IBM unveils Hyperstore for faster remote data access using NVMe-oF in Storage Scale

IBM is planning a “Hyperstore” for Storage Scale to get data from remote drives faster using NVMe over Fabrics.

Update: Added that Frank Kraemer’s quote comes from a LinkedIn post, 26 June 2024.

Storage Scale is the latest incarnation of IBM’s venerable GPFS (General Parallel File System), which speeds file reads and writes by having file system nodes (servers) operate in parallel. NVMe over Fabrics (NVMe-oF) is a protocol effectively extending the PCIe bus and operating across TCP/IP, Fibre Channel, iSCSI, and Ethernet network links to provide direct block-level storage drive access to accessing servers.

IBM IT architect Frank Kraemer, via a LinkedIn post, thinks that the ideas expressed by Tom Lyon in the “NFS must die” article are “pretty cool” and says: “We have plans that go into a similar direction with using NVMe-oF for speed but we’ll still keep the classic way of file system interface and Erasure Coding (GPFS Native Raid – GNR) for ease of use and safe operations.” 

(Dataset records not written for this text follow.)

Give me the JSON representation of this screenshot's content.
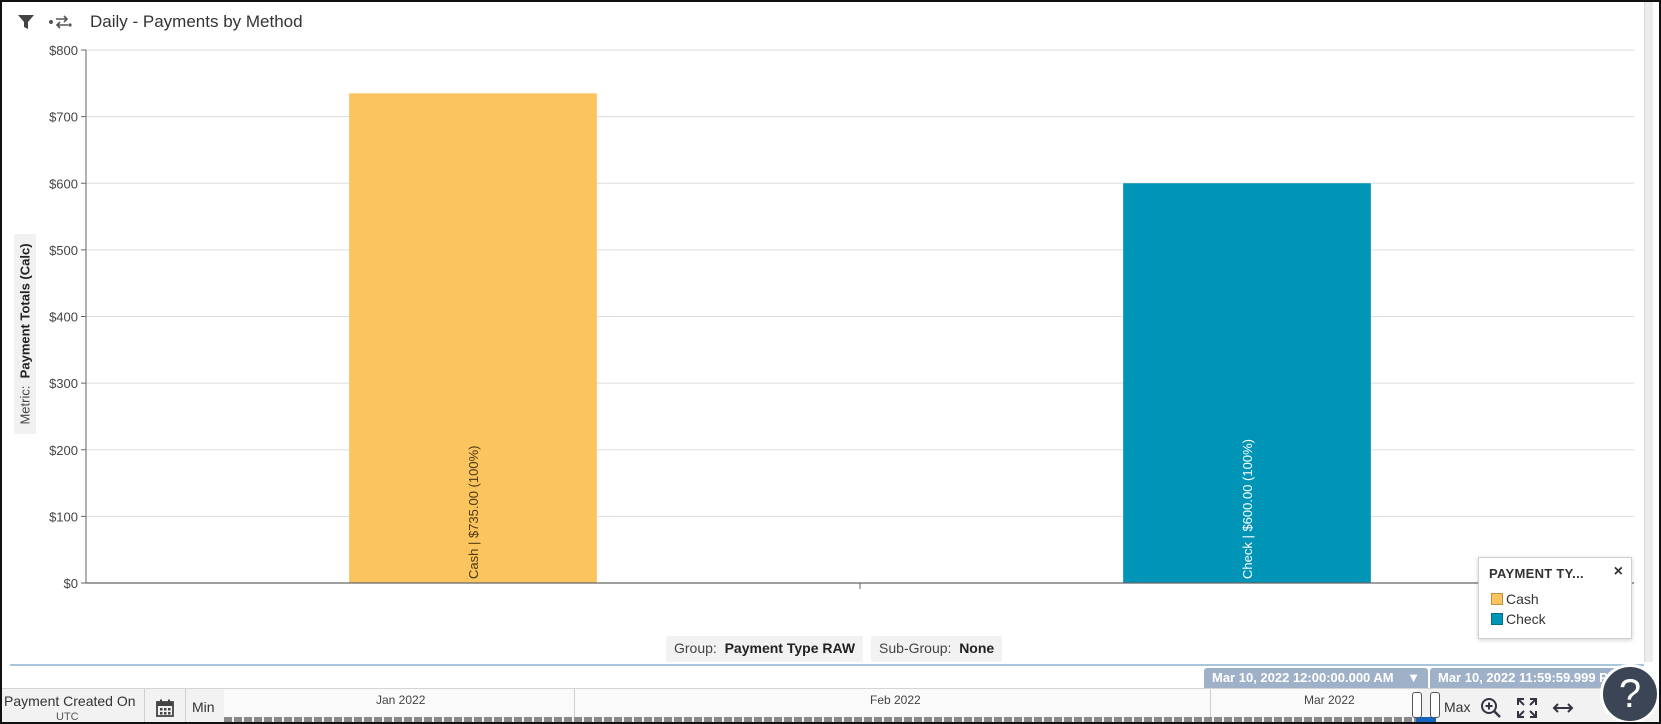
{
  "toolbar": {
    "filter_icon": "filter-icon",
    "swap_icon": "swap-arrows-icon",
    "title": "Daily - Payments by Method"
  },
  "metric": {
    "prefix": "Metric:",
    "name": "Payment Totals (Calc)"
  },
  "grouping": {
    "group_prefix": "Group:",
    "group_value": "Payment Type RAW",
    "subgroup_prefix": "Sub-Group:",
    "subgroup_value": "None"
  },
  "legend": {
    "title": "PAYMENT TY...",
    "close": "×",
    "items": [
      {
        "label": "Cash",
        "color": "#fcc45f"
      },
      {
        "label": "Check",
        "color": "#0094b6"
      }
    ]
  },
  "chart_data": {
    "type": "bar",
    "categories": [
      "Cash",
      "Check"
    ],
    "values": [
      735,
      600
    ],
    "bar_labels": [
      "Cash | $735.00 (100%)",
      "Check | $600.00 (100%)"
    ],
    "colors": [
      "#fcc45f",
      "#0094b6"
    ],
    "ylim": [
      0,
      800
    ],
    "yticks": [
      0,
      100,
      200,
      300,
      400,
      500,
      600,
      700,
      800
    ],
    "ytick_labels": [
      "$0",
      "$100",
      "$200",
      "$300",
      "$400",
      "$500",
      "$600",
      "$700",
      "$800"
    ],
    "ylabel": "Payment Totals (Calc)",
    "grid": true,
    "legend_position": "bottom-right"
  },
  "timeline": {
    "field_label": "Payment Created On",
    "timezone": "UTC",
    "min_label": "Min",
    "max_label": "Max",
    "months": [
      "Jan 2022",
      "Feb 2022",
      "Mar 2022"
    ],
    "range_start": "Mar 10, 2022 12:00:00.000 AM",
    "range_end": "Mar 10, 2022 11:59:59.999 P",
    "calendar_icon": "calendar-icon",
    "zoom_icon": "zoom-in-icon",
    "fit_icon": "fit-to-screen-icon",
    "expand_icon": "expand-horizontal-icon"
  },
  "help": {
    "label": "?"
  }
}
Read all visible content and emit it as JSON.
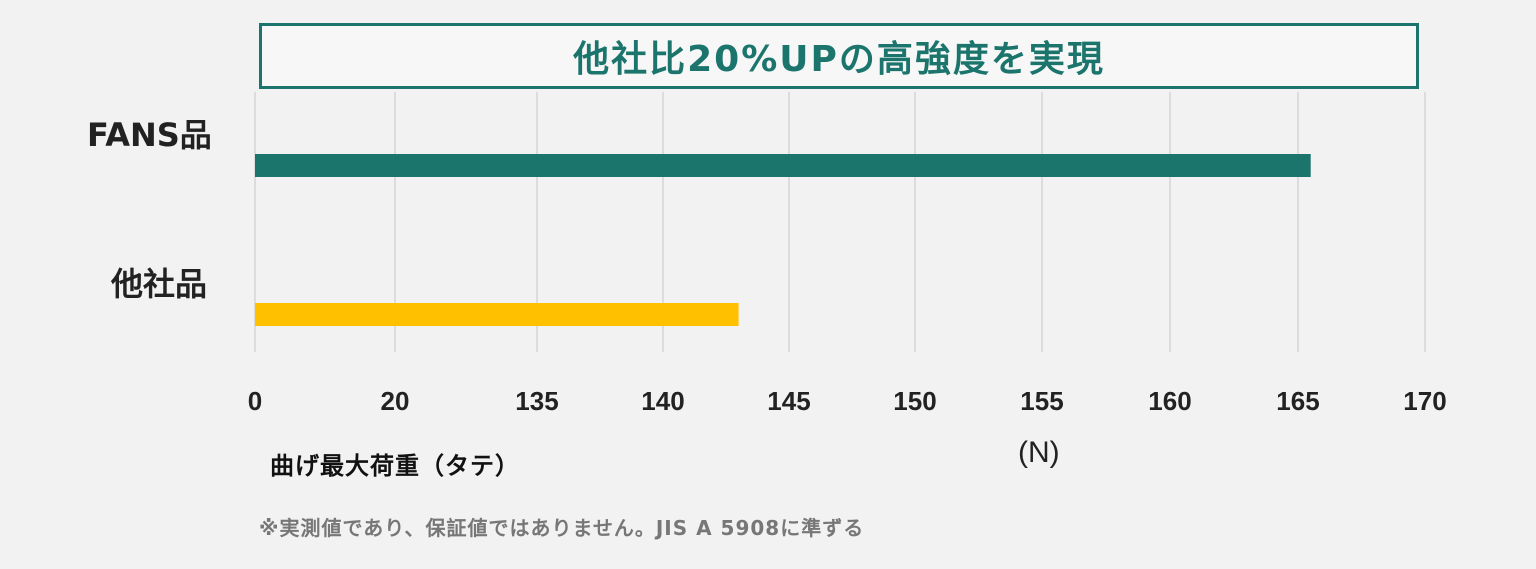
{
  "chart_data": {
    "type": "bar",
    "orientation": "horizontal",
    "title": "他社比20%UPの高強度を実現",
    "categories": [
      "FANS品",
      "他社品"
    ],
    "values": [
      165.5,
      143
    ],
    "colors": [
      "#1b756c",
      "#ffc000"
    ],
    "xticks": [
      "0",
      "20",
      "135",
      "140",
      "145",
      "150",
      "155",
      "160",
      "165",
      "170"
    ],
    "xlabel": "曲げ最大荷重（タテ）",
    "unit": "(N)",
    "grid": true
  },
  "note": "※実測値であり、保証値ではありません。JIS A 5908に準ずる"
}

These plans center on a Storage Scale Hyperstore feature, which will provide an NVMe-oF performance pool.

An IBM presentation, IBM Vendor Update – Storage, at the HPC User forum mentioned the concept. Presenter Chris Maestas, Chief Architect for Storage File and Object Systems in IBM’s Data and AI Storage Solutions unit, said that data is everywhere in a hybrid and multi-cloud world, and compute, both CPU and GPU-based, wants to access remote data as if it were local.

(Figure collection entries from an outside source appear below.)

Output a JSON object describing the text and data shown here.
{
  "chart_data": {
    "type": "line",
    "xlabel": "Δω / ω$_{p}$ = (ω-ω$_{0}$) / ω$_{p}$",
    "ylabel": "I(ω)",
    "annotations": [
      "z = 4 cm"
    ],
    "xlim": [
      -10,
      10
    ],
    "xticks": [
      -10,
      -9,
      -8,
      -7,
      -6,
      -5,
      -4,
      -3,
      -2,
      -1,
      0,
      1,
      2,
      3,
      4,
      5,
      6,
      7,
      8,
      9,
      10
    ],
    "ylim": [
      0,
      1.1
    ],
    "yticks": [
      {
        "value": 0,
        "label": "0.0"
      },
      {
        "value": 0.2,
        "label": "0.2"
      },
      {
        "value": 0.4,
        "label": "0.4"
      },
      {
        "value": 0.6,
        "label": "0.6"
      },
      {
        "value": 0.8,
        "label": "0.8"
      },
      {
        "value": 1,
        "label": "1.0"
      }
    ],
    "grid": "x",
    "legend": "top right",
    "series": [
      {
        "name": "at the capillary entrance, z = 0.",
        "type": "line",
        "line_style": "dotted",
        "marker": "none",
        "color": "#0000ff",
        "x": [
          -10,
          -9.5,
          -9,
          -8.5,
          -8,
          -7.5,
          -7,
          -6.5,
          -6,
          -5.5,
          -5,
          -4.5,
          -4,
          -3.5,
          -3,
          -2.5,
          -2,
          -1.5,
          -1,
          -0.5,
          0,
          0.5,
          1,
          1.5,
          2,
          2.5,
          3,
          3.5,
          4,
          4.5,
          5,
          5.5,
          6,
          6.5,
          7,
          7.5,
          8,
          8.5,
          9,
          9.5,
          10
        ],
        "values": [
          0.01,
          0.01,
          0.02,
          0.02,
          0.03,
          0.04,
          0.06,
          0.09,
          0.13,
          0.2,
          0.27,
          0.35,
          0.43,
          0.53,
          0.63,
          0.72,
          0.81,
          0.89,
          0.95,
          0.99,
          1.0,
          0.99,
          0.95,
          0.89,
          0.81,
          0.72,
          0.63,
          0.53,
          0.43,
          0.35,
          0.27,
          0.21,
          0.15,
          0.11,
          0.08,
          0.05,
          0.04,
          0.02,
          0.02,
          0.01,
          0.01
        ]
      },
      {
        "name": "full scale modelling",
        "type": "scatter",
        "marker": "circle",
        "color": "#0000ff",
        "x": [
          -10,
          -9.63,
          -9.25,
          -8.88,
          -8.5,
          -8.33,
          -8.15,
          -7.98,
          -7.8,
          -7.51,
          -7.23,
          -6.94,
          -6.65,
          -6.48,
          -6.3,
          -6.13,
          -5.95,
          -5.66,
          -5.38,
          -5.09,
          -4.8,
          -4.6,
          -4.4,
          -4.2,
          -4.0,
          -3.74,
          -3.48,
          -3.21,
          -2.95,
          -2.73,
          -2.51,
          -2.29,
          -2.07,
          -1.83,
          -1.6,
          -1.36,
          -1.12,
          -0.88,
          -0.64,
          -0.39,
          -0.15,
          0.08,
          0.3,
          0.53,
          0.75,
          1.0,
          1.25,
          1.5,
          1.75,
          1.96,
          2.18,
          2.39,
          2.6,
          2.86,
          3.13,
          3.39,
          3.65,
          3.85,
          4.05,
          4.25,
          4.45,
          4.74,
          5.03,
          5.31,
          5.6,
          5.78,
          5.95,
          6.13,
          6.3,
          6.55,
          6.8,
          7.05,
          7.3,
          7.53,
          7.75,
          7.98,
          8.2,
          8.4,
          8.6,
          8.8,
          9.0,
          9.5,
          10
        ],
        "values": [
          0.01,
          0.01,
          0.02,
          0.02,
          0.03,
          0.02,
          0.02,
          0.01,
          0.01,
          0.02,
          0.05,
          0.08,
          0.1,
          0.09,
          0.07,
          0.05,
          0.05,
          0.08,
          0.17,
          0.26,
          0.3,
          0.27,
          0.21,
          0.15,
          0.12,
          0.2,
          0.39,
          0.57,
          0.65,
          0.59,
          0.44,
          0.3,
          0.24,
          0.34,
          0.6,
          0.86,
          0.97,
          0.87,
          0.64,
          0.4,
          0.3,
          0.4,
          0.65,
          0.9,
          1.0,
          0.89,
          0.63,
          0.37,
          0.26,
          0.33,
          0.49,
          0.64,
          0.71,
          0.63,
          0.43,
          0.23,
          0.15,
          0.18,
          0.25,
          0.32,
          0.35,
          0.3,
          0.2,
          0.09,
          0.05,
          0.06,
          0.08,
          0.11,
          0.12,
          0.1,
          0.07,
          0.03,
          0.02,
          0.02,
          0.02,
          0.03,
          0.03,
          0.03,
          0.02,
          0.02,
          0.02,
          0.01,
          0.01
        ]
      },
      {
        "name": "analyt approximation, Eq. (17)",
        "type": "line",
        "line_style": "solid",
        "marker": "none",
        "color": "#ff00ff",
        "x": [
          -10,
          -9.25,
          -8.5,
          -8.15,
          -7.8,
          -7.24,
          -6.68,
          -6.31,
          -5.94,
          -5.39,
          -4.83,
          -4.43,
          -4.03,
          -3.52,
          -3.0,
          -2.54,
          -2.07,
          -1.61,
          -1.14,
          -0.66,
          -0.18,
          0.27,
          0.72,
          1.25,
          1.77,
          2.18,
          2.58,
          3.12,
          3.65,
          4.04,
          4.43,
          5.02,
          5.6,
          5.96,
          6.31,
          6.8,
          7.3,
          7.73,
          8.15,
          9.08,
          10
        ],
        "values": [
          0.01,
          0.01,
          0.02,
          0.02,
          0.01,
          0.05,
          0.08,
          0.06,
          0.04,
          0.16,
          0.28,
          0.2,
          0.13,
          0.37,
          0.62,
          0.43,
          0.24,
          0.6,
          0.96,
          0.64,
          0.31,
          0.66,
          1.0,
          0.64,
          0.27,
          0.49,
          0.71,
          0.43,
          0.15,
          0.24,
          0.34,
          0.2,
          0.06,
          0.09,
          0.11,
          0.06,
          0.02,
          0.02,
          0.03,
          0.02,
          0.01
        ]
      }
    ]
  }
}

Storage Scale generally enables that to happen by providing storage access, abstraction with a single global namespace, and acceleration, as a slide illustrates:

IBM Storage Scale slide

With reference to AI workloads and GPUs, he said admins could have remote data effectively run closer to the compute, emulating local storage on the GPU compute nodes with NVMe-oF. This principle was demonstrated at the SC22 event using IBM’s ESS 3500 with SSDs, delivering more than 10 million IOPS and hundreds of GBps to accessing compute clients. The system used an integrated extreme high IOPS storage pool.

This led to the Hyperstore development:

IBM Hyperstore slide

Hyperstore was revealed to the Spectrum Scale User Group last week in London. It is a tiered system with Storage Scale providing an intermediate reliable pool of storage using GNR (native declustered RAID), the performance pool, and local drives on the client compute nodes. 

These access the reliable storage pool using Network Shared Disks (NSD), a logical grouping of storage disks in a network on file storage systems. Storage Scale stripes files across NSD servers, which store the stripes as blocks. Accessing clients do real-time parallel IO to the NSD servers.

The performance pool drives, a subset of the reliable pool’s drives, are accessed using NVMe-oF, which is faster. There is a shared cache across all the compute nodes.

More Hyperstore details will be revealed in coming months.